The masterpiece daunted critics of Gauguin's own day - but he was thrilled with it. In a letter to a friend, he wrote: "This canvas surpasses all my preceding ones ... I shall never do anything better, or even like it."
"Gauguin Tahiti" is the result of an international collaboration between the MFA and its French counterparts, the Musée d'Orsay in Paris, and the Réunion des Musées Nationaux. It includes 150 works by Gauguin - not only paintings, but also wood sculptures, drawings, prints, illustrated manuscripts, and decorative art objects.
Most of the works in the exhibit were produced in Tahiti, or what Gauguin called his "Studio of the Tropics." There he sought inspiration different from his native France, a break from the Parisian art scene, and exotic beauty similar to that of Peru, where he spent much of his boyhood with his Peruvian mother's family.
For the most part, he found what he was looking for. But when his expectations weren't met, Gauguin would create exaggerated colors that he thought should be there, architectural details he couldn't find, or settings he imagined.
"Sometimes Gauguin depicts Tahiti as a lost paradise," says George Shackelford, the exhibit's cocurator, "where natives lived simply and peacefully in a veritable garden of Eden. It was a Tahiti he expected to find and didn't."
Still, it was there, says Mr. Shackelford, where he felt he could best convey the primitive, savage, and even barbaric qualities he was drawn to.
He also adored the Tahitian landscape, and, as anyone familiar with Gauguin's paintings knows, he was fascinated by the women.
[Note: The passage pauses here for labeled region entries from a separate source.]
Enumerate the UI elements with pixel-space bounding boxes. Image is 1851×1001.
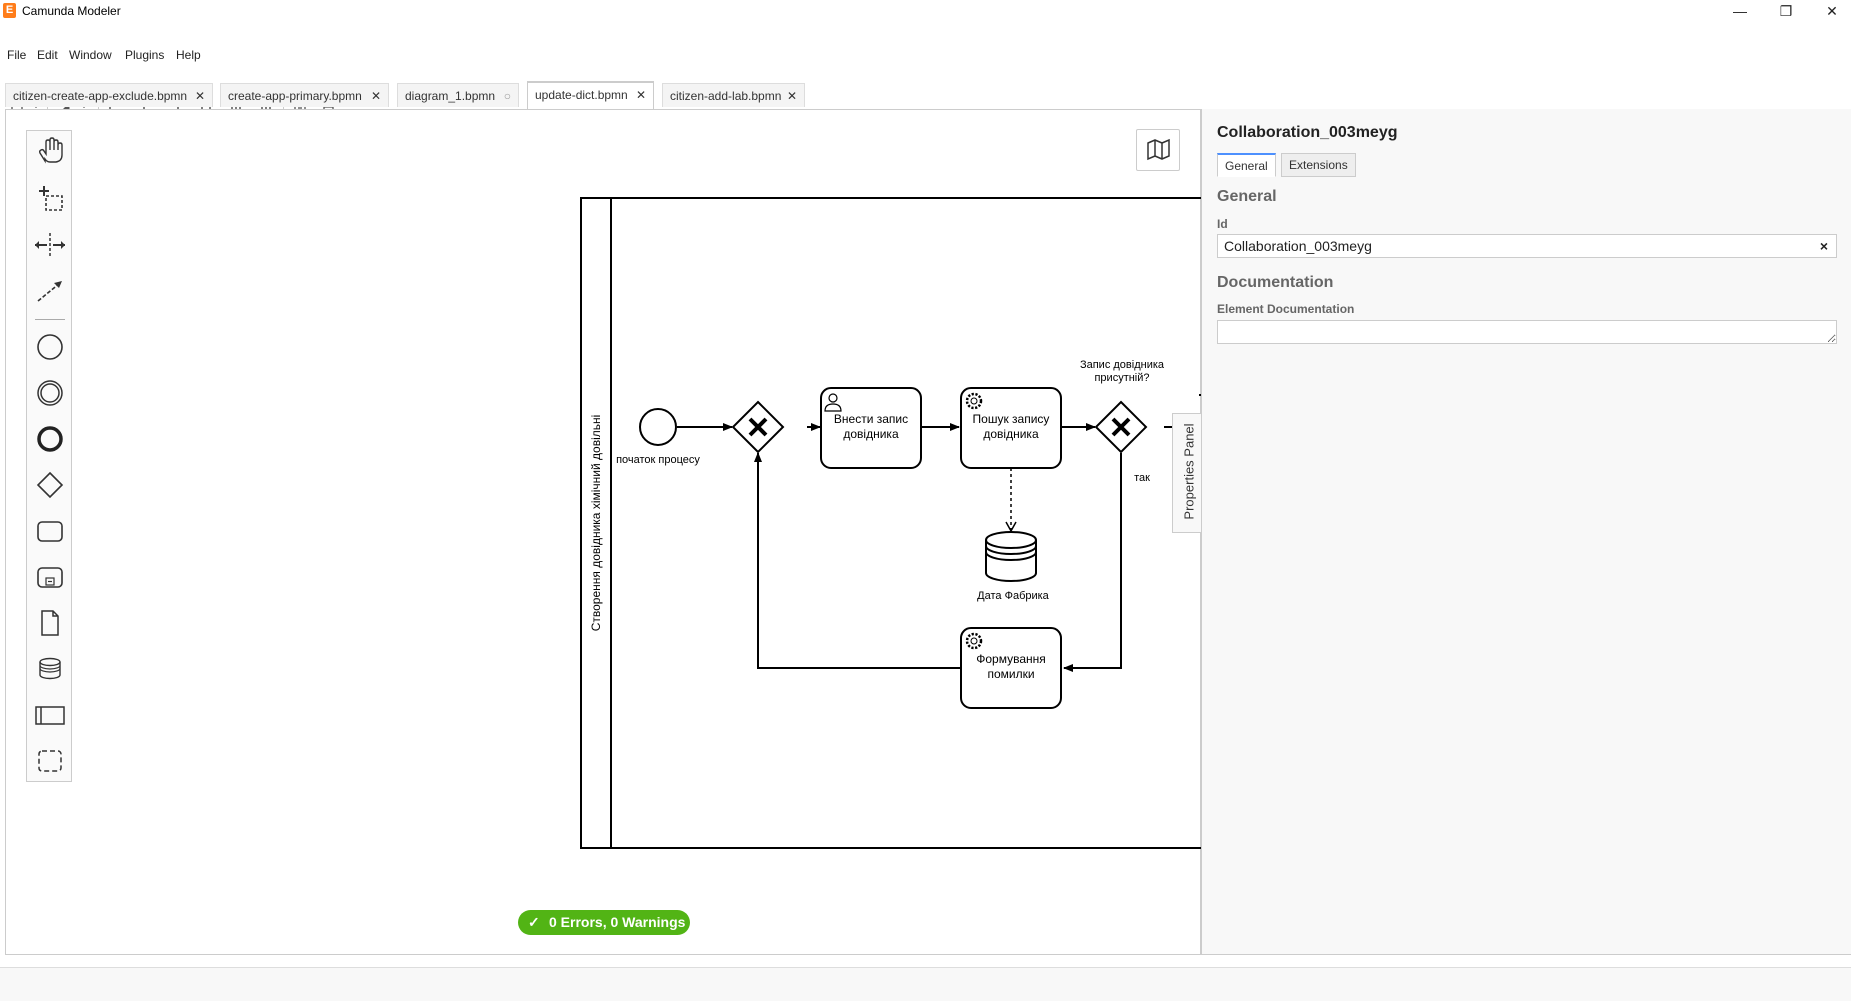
space-tool-icon[interactable] [27,225,73,265]
exclusive-gateway[interactable] [731,400,785,454]
global-connect-tool-icon[interactable] [27,271,73,311]
task-label-line-2: помилки [987,667,1034,681]
start-event[interactable] [639,408,677,446]
tool-palette [26,130,72,782]
element-documentation-label: Element Documentation [1217,302,1355,316]
participant-tool-icon[interactable] [27,695,73,735]
user-task-enter-record[interactable]: Внести запис довідника [820,387,922,469]
properties-panel-toggle-label: Properties Panel [1181,423,1197,520]
lasso-tool-icon[interactable] [27,179,73,219]
data-store[interactable] [985,531,1037,582]
sequence-flows[interactable] [677,423,1201,672]
data-store-label: Дата Фабрика [977,590,1050,602]
minimize-button[interactable]: — [1717,0,1763,23]
pool-label: Створення довідника хімічний довільні [589,415,603,632]
bpmn-diagram: Створення довідника хімічний довільні по… [580,197,1201,849]
service-task-search-record[interactable]: Пошук запису довідника [960,387,1062,469]
subprocess-tool-icon[interactable] [27,557,73,597]
gateway-label-line-1: Запис довідника [1080,359,1165,371]
map-icon [1147,138,1170,161]
start-event-tool-icon[interactable] [27,327,73,367]
section-documentation-heading: Documentation [1217,274,1334,291]
minimap-toggle-button[interactable] [1136,129,1180,171]
service-task-error[interactable]: Формування помилки [960,627,1062,709]
data-object-tool-icon[interactable] [27,603,73,643]
checkmark-icon: ✓ [528,914,540,930]
properties-tab-general[interactable]: General [1217,153,1276,177]
group-tool-icon[interactable] [27,741,73,781]
properties-tab-extensions[interactable]: Extensions [1281,153,1356,177]
exclusive-gateway-record-present[interactable] [1094,400,1148,454]
close-window-button[interactable]: ✕ [1809,0,1851,23]
lint-status-text: 0 Errors, 0 Warnings [549,914,686,930]
task-label-line-2: довідника [843,427,899,441]
end-event-tool-icon[interactable] [27,419,73,459]
element-documentation-field[interactable] [1217,320,1837,344]
intermediate-event-tool-icon[interactable] [27,373,73,413]
task-label-line-1: Формування [976,652,1046,666]
task-label-line-1: Внести запис [834,412,908,426]
data-store-tool-icon[interactable] [27,649,73,689]
lint-status-badge[interactable]: ✓ 0 Errors, 0 Warnings [518,910,690,935]
status-bar [0,967,1851,1001]
properties-element-title: Collaboration_003meyg [1217,124,1398,141]
maximize-button[interactable]: ❐ [1763,0,1809,23]
id-label: Id [1217,217,1228,231]
flow-label-yes: так [1134,472,1150,484]
gateway-tool-icon[interactable] [27,465,73,505]
hand-tool-icon[interactable] [27,133,73,173]
id-field[interactable] [1217,234,1837,258]
section-general-heading: General [1217,188,1277,205]
task-label-line-2: довідника [983,427,1039,441]
properties-panel-toggle[interactable]: Properties Panel [1172,413,1202,533]
gateway-label-line-2: присутній? [1094,372,1149,384]
task-tool-icon[interactable] [27,511,73,551]
clear-id-icon[interactable]: × [1814,236,1834,256]
participant-pool[interactable]: Створення довідника хімічний довільні [580,197,1201,849]
task-label-line-1: Пошук запису [973,412,1050,426]
start-event-label: початок процесу [616,454,700,466]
He considered their muscular, sculptural forms a welcome departure from more European ideas of beauty.
But in 1901, Gauguin decided that Tahiti was too civilized for his taste and moved to the Marquesas Islands. There he lived two more years, in poor health, and only occasionally put paint to canvas. In 1903, the year he died, Gauguin created only three paintings, two of which are on view in Boston.
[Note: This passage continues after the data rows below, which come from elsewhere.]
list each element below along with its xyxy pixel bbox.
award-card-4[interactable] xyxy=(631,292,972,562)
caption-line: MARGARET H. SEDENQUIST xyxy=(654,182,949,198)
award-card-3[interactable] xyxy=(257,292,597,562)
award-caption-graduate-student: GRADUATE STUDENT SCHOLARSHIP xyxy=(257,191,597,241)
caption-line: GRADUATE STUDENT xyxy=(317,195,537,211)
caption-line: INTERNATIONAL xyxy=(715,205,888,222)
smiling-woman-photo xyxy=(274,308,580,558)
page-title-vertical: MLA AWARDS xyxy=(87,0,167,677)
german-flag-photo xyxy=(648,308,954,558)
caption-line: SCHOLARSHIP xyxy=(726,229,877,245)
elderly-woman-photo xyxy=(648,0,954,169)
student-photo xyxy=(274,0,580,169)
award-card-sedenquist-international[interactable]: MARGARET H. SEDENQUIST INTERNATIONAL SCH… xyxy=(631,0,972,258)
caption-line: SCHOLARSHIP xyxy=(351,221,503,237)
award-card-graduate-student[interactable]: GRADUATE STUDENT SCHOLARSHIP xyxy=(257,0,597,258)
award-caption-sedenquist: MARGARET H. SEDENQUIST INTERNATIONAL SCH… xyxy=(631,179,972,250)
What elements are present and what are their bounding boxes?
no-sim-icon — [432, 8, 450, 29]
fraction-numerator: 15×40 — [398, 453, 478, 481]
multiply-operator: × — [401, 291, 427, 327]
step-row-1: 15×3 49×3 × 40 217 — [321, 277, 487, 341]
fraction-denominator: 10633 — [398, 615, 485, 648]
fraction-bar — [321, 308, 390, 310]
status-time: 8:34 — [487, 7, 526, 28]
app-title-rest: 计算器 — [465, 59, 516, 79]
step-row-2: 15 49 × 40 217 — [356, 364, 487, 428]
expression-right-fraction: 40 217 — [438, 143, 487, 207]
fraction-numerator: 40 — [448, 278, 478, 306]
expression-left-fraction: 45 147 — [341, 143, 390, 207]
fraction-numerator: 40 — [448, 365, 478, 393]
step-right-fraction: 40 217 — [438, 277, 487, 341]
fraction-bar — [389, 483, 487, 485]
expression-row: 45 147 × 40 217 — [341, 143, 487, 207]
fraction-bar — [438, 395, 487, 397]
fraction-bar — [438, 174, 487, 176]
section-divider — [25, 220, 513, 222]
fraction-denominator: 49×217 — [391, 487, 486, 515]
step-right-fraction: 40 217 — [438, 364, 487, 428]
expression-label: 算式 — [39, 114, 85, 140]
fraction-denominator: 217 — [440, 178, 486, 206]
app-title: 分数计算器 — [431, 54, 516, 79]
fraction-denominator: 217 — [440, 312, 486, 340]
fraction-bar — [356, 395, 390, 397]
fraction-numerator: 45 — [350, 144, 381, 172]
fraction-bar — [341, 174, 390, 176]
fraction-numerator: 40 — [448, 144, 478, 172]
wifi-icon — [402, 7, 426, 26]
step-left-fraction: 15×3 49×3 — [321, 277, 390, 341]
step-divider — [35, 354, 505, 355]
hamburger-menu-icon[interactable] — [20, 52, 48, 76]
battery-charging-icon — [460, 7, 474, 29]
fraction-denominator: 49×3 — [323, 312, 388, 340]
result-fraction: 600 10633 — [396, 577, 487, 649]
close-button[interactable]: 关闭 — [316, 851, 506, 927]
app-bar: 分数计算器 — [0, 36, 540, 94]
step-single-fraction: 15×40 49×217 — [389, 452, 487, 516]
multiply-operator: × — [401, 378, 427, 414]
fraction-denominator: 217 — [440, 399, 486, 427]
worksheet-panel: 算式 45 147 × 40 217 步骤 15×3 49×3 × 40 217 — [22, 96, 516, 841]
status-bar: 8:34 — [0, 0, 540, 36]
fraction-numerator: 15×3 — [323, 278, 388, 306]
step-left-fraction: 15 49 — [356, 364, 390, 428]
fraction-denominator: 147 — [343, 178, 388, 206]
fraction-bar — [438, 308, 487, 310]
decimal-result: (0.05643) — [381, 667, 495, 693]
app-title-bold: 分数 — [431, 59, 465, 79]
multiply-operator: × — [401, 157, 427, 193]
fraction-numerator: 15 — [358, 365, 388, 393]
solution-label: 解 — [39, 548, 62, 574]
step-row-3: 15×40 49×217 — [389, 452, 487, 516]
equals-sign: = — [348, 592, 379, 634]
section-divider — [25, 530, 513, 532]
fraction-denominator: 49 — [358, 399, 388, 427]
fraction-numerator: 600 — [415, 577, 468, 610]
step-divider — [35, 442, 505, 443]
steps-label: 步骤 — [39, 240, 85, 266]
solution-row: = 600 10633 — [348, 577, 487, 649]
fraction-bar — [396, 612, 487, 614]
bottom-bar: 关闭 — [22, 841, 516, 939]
Yet, in spite of Gauguin's suffering, his remarkable sense of color didn't fade. "His late work was unaffected by illness," says Shackelford. "He still skillfully juxtaposed deep greens and blues with vivid pinks and purples."
But in his last two works, amid those brilliant colors, Gauguin painted a startlingly new object: a small white cross on a distant hillside, which was the site of the cemetery where he was soon after buried.
• The show is on view at the MFA until June 20. It's the show's only US venue. A virtual tour is available at www.mfa.org.